Danger Ahead!
The narrow river canyons upstream from here have a long and bloody past.
As the Salish, Nez Perce and other western mountain Indian tribes passed through these canyons enroute to buffalo hunting grounds east of the Rocky Mountains, they were often ambushed by raiding parties from the Blackfeet, Hidatsa and other more aggressive eastern plains Indians. Captain Lewis wrote in his journals:
"all the nations... on the west side of the mountains... & who visit the plains of the Missouri... pass by this route".
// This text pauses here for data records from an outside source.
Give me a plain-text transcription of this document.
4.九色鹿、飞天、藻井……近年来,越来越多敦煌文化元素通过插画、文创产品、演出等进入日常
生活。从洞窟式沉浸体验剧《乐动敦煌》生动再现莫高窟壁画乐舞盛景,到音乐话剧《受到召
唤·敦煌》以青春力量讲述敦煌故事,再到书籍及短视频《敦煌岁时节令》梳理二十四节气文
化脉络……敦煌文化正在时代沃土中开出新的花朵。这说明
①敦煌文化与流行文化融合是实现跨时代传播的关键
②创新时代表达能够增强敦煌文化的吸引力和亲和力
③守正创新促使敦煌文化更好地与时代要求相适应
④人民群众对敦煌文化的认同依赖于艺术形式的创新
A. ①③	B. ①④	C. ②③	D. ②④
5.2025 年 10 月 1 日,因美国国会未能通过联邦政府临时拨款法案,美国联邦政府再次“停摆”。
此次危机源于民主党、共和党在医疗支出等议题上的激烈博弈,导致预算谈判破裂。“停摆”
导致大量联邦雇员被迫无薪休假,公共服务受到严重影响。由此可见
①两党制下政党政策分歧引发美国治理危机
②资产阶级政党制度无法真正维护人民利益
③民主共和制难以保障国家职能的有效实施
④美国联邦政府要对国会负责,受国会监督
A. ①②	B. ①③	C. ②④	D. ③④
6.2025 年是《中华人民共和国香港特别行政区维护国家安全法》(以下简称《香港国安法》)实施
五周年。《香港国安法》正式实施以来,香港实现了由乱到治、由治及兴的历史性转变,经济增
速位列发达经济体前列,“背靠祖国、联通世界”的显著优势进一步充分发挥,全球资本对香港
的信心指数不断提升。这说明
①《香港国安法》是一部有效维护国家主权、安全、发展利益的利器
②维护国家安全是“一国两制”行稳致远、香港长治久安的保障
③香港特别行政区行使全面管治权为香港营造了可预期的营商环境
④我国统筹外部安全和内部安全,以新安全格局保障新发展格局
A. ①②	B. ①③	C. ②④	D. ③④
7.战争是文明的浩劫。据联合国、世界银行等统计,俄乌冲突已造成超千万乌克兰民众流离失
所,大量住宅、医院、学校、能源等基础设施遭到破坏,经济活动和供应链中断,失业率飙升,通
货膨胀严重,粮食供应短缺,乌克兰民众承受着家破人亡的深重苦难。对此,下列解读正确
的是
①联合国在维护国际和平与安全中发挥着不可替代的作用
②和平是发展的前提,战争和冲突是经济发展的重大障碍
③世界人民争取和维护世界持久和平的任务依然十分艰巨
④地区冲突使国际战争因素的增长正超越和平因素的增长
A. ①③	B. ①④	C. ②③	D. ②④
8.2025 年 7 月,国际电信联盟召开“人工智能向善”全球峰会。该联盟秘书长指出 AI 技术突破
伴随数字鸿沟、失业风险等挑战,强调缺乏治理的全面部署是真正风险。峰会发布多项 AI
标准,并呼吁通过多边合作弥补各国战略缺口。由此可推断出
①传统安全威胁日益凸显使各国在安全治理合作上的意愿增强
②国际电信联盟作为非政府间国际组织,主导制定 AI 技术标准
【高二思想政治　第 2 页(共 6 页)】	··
On July 4th, 1806, just a few miles downstream, six Nez Perce Indian guides would travel no further into what is now the Missoula Valley. They warned Captain Lewis that his life and the lives of his nine men were in grave danger if they insisted on travelling east, to the great falls of the Missouri River. Luckily, Lewis and his band of men passed safely through the confined canyons, but many other travelers were not as fortunate.
After Lewis & Clark
By the 1820s, the local French-Canadian trappers were calling the dangerous canyons to the east Porte d'Enfer, meaning Gates of Hell or Hell's Gate, and the stream running through it, the Hell Gate River. By 1860, the valley's main trading post and village was also named Hell Gate. But four years later, the town moved to its present location and the name was quietly changed to the more civilized Missoula Mills, and then just Missoula.
Over a century later, the Hell Gate term is still being used by local businesses. organizations, and two schools - Hellgate Elementary and Hellgate High School.